American school administrator (1864–1959)

Francis Call Woodman (June 13, 1864 – September 4, 1959) was an American teacher and educational administrator. Woodman co-founded the Morristown School (now the Morristown-Beard School) in Morristown, New Jersey and was its headmaster for nineteen years.

==Early life ==

Woodman was born on June 13, 1864. He grew up in Jamaica Plain, a historic neighborhood of Boston, Massachusetts. His parents were Anna Gaietti call and George Frederick Woodman. He attended from Roxbury Latin School.

Woodman then completed his undergraduate studies at Harvard University in 1888. During his studies at Harvard, Woodman played the positions of left tackle and placekicker for the Harvard Crimson football team in 1886, 1887, and 1888 with the nickname of "Jumbo". In an exhibition game played against Phillips Exeter Academy, Woodman successfully kicked twenty field goals. The game had a final score of 154-0. Woodman was also the captain for Harvard's freshman crew team. He belonged to Delta Kappa Epsilon (aka The Dickey Club).

==Career==

Following graduation from college, Woodman joined the publishing firm Longmans, Green, & Co. (now an imprint of Pearson PLC). He served as head of the educational department at their New York City office for seven years.
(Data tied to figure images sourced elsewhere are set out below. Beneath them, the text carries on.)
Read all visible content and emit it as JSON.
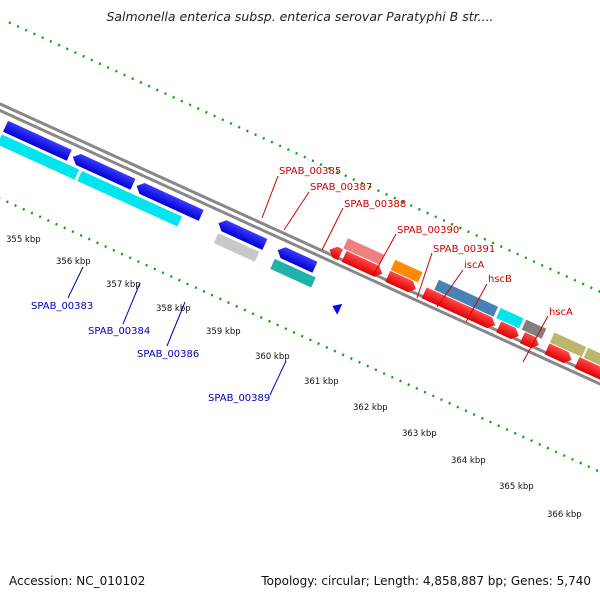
{
  "title": "Salmonella enterica subsp. enterica serovar Paratyphi B str....",
  "footer": {
    "accession": "Accession: NC_010102",
    "summary": "Topology: circular; Length: 4,858,887 bp; Genes: 5,740"
  },
  "kbp_ticks": [
    "355 kbp",
    "356 kbp",
    "357 kbp",
    "358 kbp",
    "359 kbp",
    "360 kbp",
    "361 kbp",
    "362 kbp",
    "363 kbp",
    "364 kbp",
    "365 kbp",
    "366 kbp"
  ],
  "gene_labels_forward": [
    "SPAB_00385",
    "SPAB_00387",
    "SPAB_00388",
    "SPAB_00390",
    "SPAB_00391",
    "iscA",
    "hscB",
    "hscA"
  ],
  "gene_labels_reverse": [
    "SPAB_00383",
    "SPAB_00384",
    "SPAB_00386",
    "SPAB_00389"
  ],
  "colors": {
    "forward_cds": "#ff0000",
    "reverse_cds": "#0000ff",
    "cyan": "#00e5ee",
    "pink": "#f08080",
    "orange": "#ff8c00",
    "steelblue": "#4682b4",
    "khaki": "#bdb76b",
    "grey": "#808080",
    "lightgrey": "#c8c8c8",
    "teal": "#20b2aa",
    "tick_green": "#00aa00",
    "backbone": "#808080"
  }
}
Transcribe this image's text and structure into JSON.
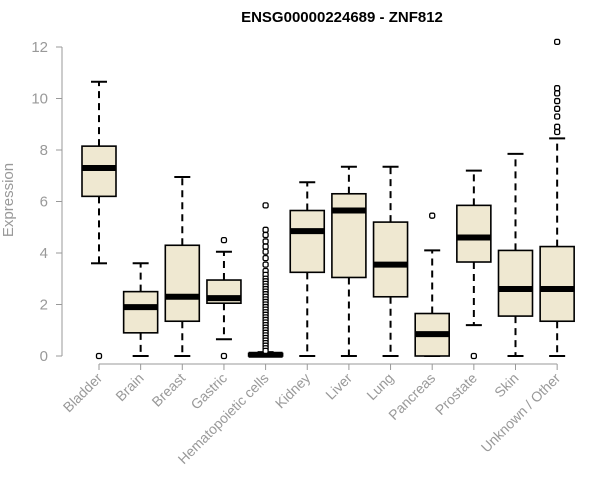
{
  "chart_data": {
    "type": "box",
    "title": "ENSG00000224689 - ZNF812",
    "ylabel": "Expression",
    "xlabel": "",
    "ylim": [
      0,
      12.3
    ],
    "yticks": [
      0,
      2,
      4,
      6,
      8,
      10,
      12
    ],
    "categories": [
      "Bladder",
      "Brain",
      "Breast",
      "Gastric",
      "Hematopoietic cells",
      "Kidney",
      "Liver",
      "Lung",
      "Pancreas",
      "Prostate",
      "Skin",
      "Unknown / Other"
    ],
    "boxes": [
      {
        "min": 3.6,
        "q1": 6.2,
        "median": 7.3,
        "q3": 8.15,
        "max": 10.65,
        "outliers": [
          0
        ]
      },
      {
        "min": 0,
        "q1": 0.9,
        "median": 1.9,
        "q3": 2.5,
        "max": 3.6,
        "outliers": []
      },
      {
        "min": 0,
        "q1": 1.35,
        "median": 2.3,
        "q3": 4.3,
        "max": 6.95,
        "outliers": []
      },
      {
        "min": 0.65,
        "q1": 2.05,
        "median": 2.25,
        "q3": 2.95,
        "max": 4.05,
        "outliers": [
          4.5,
          0
        ]
      },
      {
        "min": 0,
        "q1": 0,
        "median": 0.05,
        "q3": 0.1,
        "max": 0.15,
        "outliers": [
          5.85,
          4.9,
          4.7,
          4.45,
          4.25,
          4.05,
          3.8,
          3.55,
          3.3,
          3.15,
          3.0,
          2.9,
          2.8,
          2.7,
          2.6,
          2.5,
          2.4,
          2.3,
          2.2,
          2.1,
          2.0,
          1.9,
          1.8,
          1.7,
          1.6,
          1.5,
          1.4,
          1.3,
          1.2,
          1.1,
          1.0,
          0.9,
          0.8,
          0.7,
          0.6,
          0.5,
          0.4,
          0.3,
          0.2
        ]
      },
      {
        "min": 0,
        "q1": 3.25,
        "median": 4.85,
        "q3": 5.65,
        "max": 6.75,
        "outliers": []
      },
      {
        "min": 0,
        "q1": 3.05,
        "median": 5.65,
        "q3": 6.3,
        "max": 7.35,
        "outliers": []
      },
      {
        "min": 0,
        "q1": 2.3,
        "median": 3.55,
        "q3": 5.2,
        "max": 7.35,
        "outliers": []
      },
      {
        "min": 0,
        "q1": 0,
        "median": 0.85,
        "q3": 1.65,
        "max": 4.1,
        "outliers": [
          5.45
        ]
      },
      {
        "min": 1.2,
        "q1": 3.65,
        "median": 4.6,
        "q3": 5.85,
        "max": 7.2,
        "outliers": [
          0
        ]
      },
      {
        "min": 0,
        "q1": 1.55,
        "median": 2.6,
        "q3": 4.1,
        "max": 7.85,
        "outliers": []
      },
      {
        "min": 0,
        "q1": 1.35,
        "median": 2.6,
        "q3": 4.25,
        "max": 8.45,
        "outliers": [
          12.2,
          10.4,
          10.2,
          9.9,
          9.6,
          9.3,
          8.9,
          8.7
        ]
      }
    ],
    "colors": {
      "box_fill": "#efe8d1",
      "box_stroke": "#000000",
      "median": "#000000",
      "axis": "#999999"
    },
    "grid": false,
    "legend": "none"
  }
}
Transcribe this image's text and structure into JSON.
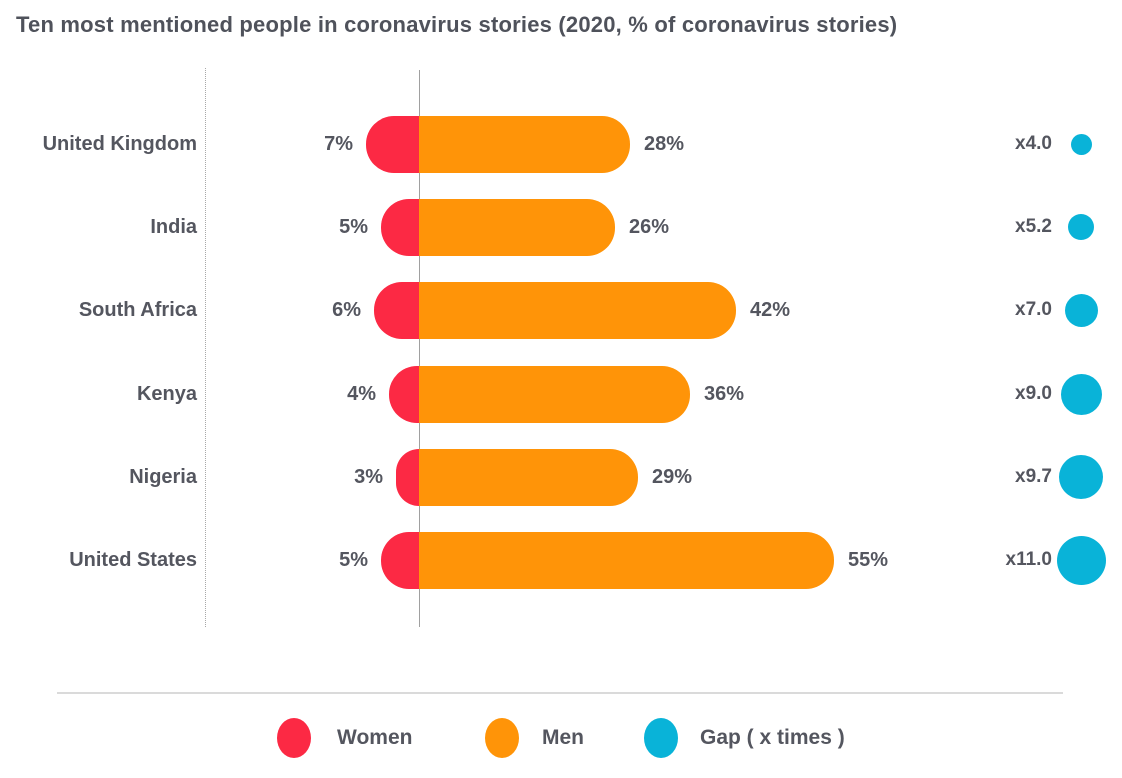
{
  "title": "Ten most mentioned people in coronavirus stories (2020, % of coronavirus stories)",
  "colors": {
    "women": "#FC2944",
    "men": "#FF9408",
    "gap": "#09B3D8",
    "text": "#54565F",
    "axis_line": "#A0A0A0",
    "separator": "#DADADA"
  },
  "legend": {
    "women_label": "Women",
    "men_label": "Men",
    "gap_label": "Gap ( x times )"
  },
  "chart_data": {
    "type": "bar",
    "orientation": "horizontal-diverging",
    "title": "Ten most mentioned people in coronavirus stories (2020, % of coronavirus stories)",
    "categories": [
      "United Kingdom",
      "India",
      "South Africa",
      "Kenya",
      "Nigeria",
      "United States"
    ],
    "series": [
      {
        "name": "Women",
        "unit": "% of coronavirus stories",
        "values": [
          7,
          5,
          6,
          4,
          3,
          5
        ]
      },
      {
        "name": "Men",
        "unit": "% of coronavirus stories",
        "values": [
          28,
          26,
          42,
          36,
          29,
          55
        ]
      },
      {
        "name": "Gap (x times)",
        "unit": "ratio men/women",
        "values": [
          4.0,
          5.2,
          7.0,
          9.0,
          9.7,
          11.0
        ]
      }
    ],
    "value_labels": {
      "women": [
        "7%",
        "5%",
        "6%",
        "4%",
        "3%",
        "5%"
      ],
      "men": [
        "28%",
        "26%",
        "42%",
        "36%",
        "29%",
        "55%"
      ],
      "gap": [
        "x4.0",
        "x5.2",
        "x7.0",
        "x9.0",
        "x9.7",
        "x11.0"
      ]
    },
    "legend_position": "bottom",
    "grid": false,
    "xlim_pct": [
      0,
      55
    ]
  }
}
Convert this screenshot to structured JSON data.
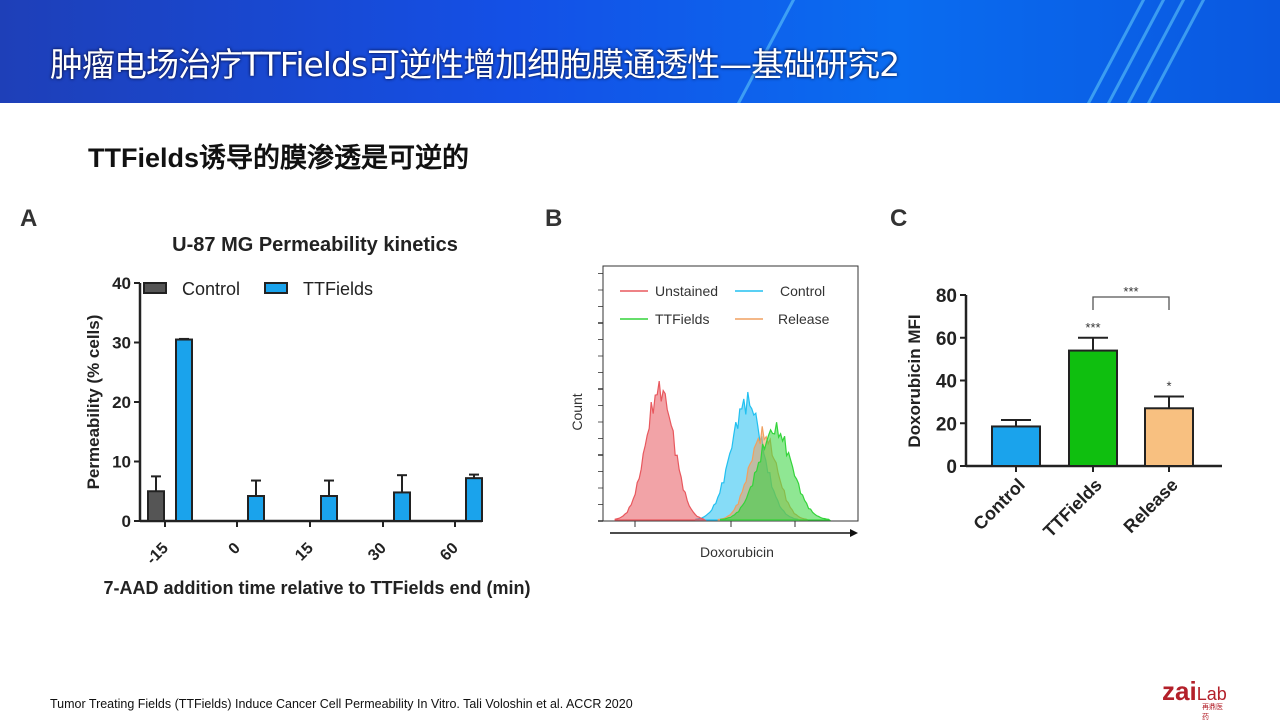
{
  "title": "肿瘤电场治疗TTFields可逆性增加细胞膜通透性—基础研究2",
  "subtitle": "TTFields诱导的膜渗透是可逆的",
  "panels": {
    "a": "A",
    "b": "B",
    "c": "C"
  },
  "footnote": "Tumor Treating Fields (TTFields) Induce Cancer Cell Permeability In Vitro. Tali Voloshin et al. ACCR 2020",
  "logo": {
    "text": "zai",
    "lab": "Lab",
    "cn": "再鼎医药"
  },
  "chart_data": [
    {
      "type": "bar",
      "title": "U-87 MG Permeability kinetics",
      "xlabel": "7-AAD addition time relative to TTFields end (min)",
      "ylabel": "Permeability (% cells)",
      "ylim": [
        0,
        40
      ],
      "yticks": [
        "0",
        "10",
        "20",
        "30",
        "40"
      ],
      "categories": [
        "-15",
        "0",
        "15",
        "30",
        "60"
      ],
      "legend": "top-left",
      "series": [
        {
          "name": "Control",
          "color": "#555555",
          "values": [
            5,
            null,
            null,
            null,
            null
          ],
          "error_upper": [
            7.5,
            null,
            null,
            null,
            null
          ]
        },
        {
          "name": "TTFields",
          "color": "#1aa3ec",
          "values": [
            30.5,
            4.2,
            4.2,
            4.8,
            7.2
          ],
          "error_upper": [
            30.6,
            6.8,
            6.8,
            7.7,
            7.8
          ]
        }
      ]
    },
    {
      "type": "histogram",
      "xlabel": "Doxorubicin",
      "ylabel": "Count",
      "legend": "top",
      "series": [
        {
          "name": "Unstained",
          "color": "#e8585e"
        },
        {
          "name": "Control",
          "color": "#22c0f0"
        },
        {
          "name": "TTFields",
          "color": "#33d43a"
        },
        {
          "name": "Release",
          "color": "#f0a060"
        }
      ]
    },
    {
      "type": "bar",
      "ylabel": "Doxorubicin MFI",
      "ylim": [
        0,
        80
      ],
      "yticks": [
        "0",
        "20",
        "40",
        "60",
        "80"
      ],
      "categories": [
        "Control",
        "TTFields",
        "Release"
      ],
      "values": [
        18.5,
        54,
        27
      ],
      "error_upper": [
        21.5,
        60,
        32.5
      ],
      "colors": [
        "#1aa3ec",
        "#0fbf0f",
        "#f8c080"
      ],
      "significance": [
        "",
        "***",
        "*"
      ],
      "bracket": {
        "from": "TTFields",
        "to": "Release",
        "label": "***"
      }
    }
  ]
}
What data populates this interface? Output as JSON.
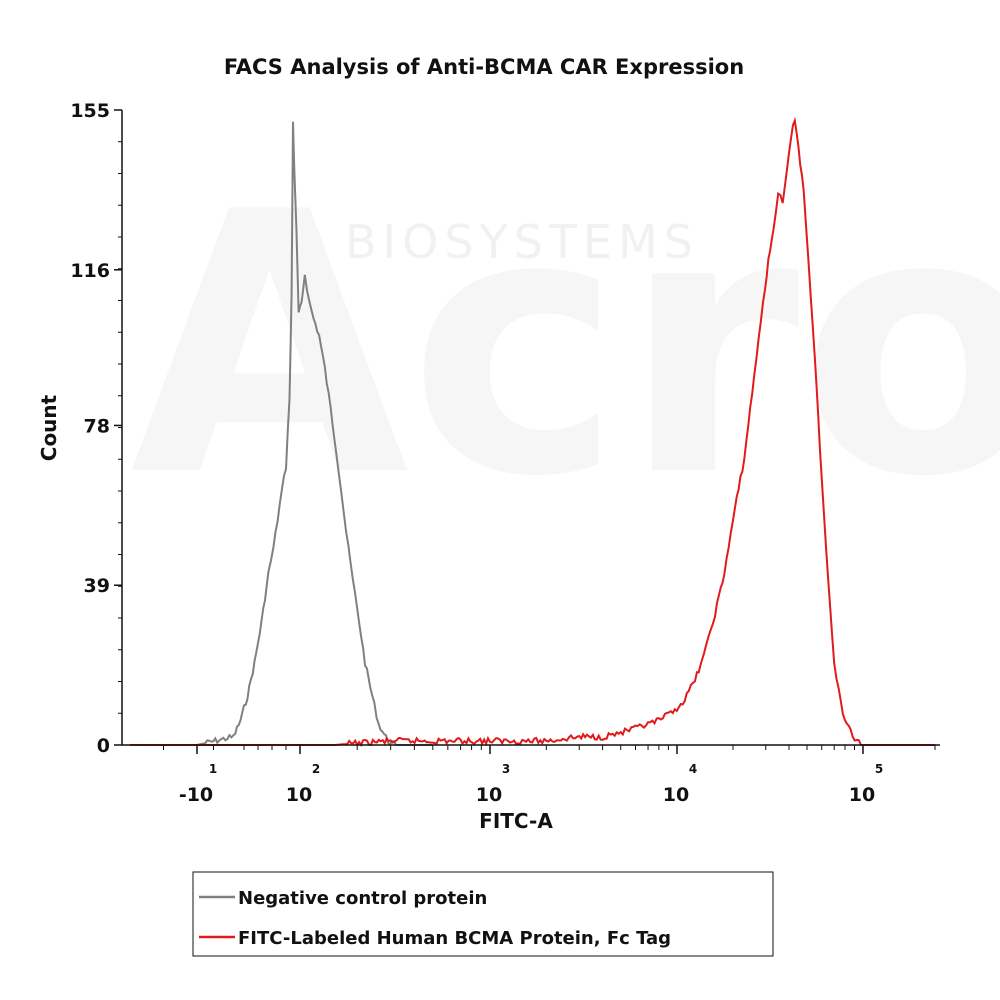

In 1896, he joined the faculty of a boys' school in Morristown, New Jersey. When the school failed in 1899, Butler and former Harvard University classmates Arthur Pierce Butler and Thomas Quincy Brown Jr. purchased the school and reorganized it as the Morristown School (now the Morristown Beard School) as a liberal and progressive preparatory school. Woodman was the school's first headmaster during its first nineteen years, from 1898 to 1917.

Woodman later worked as an independent education consultant after his retirement. During World War I, Woodman served as an educational advisor for the YMCA in France.

==Personal life==

When he was 77 years old, Woodman married Melanie Martha Muller in Newburyport, Massachusetts on June 29, 1943. Muller was the head of the Art Department at Colby College.

Woodman belonged to the Civic Association of Morristown.

When Woodman fell ill in 1948, four Harvard football players from the 1947 team, including the team captain, donated blood to assist his recovery. He died at the Rogerson House in Jamaica Plain, on September 4, 1959 at the age of 95.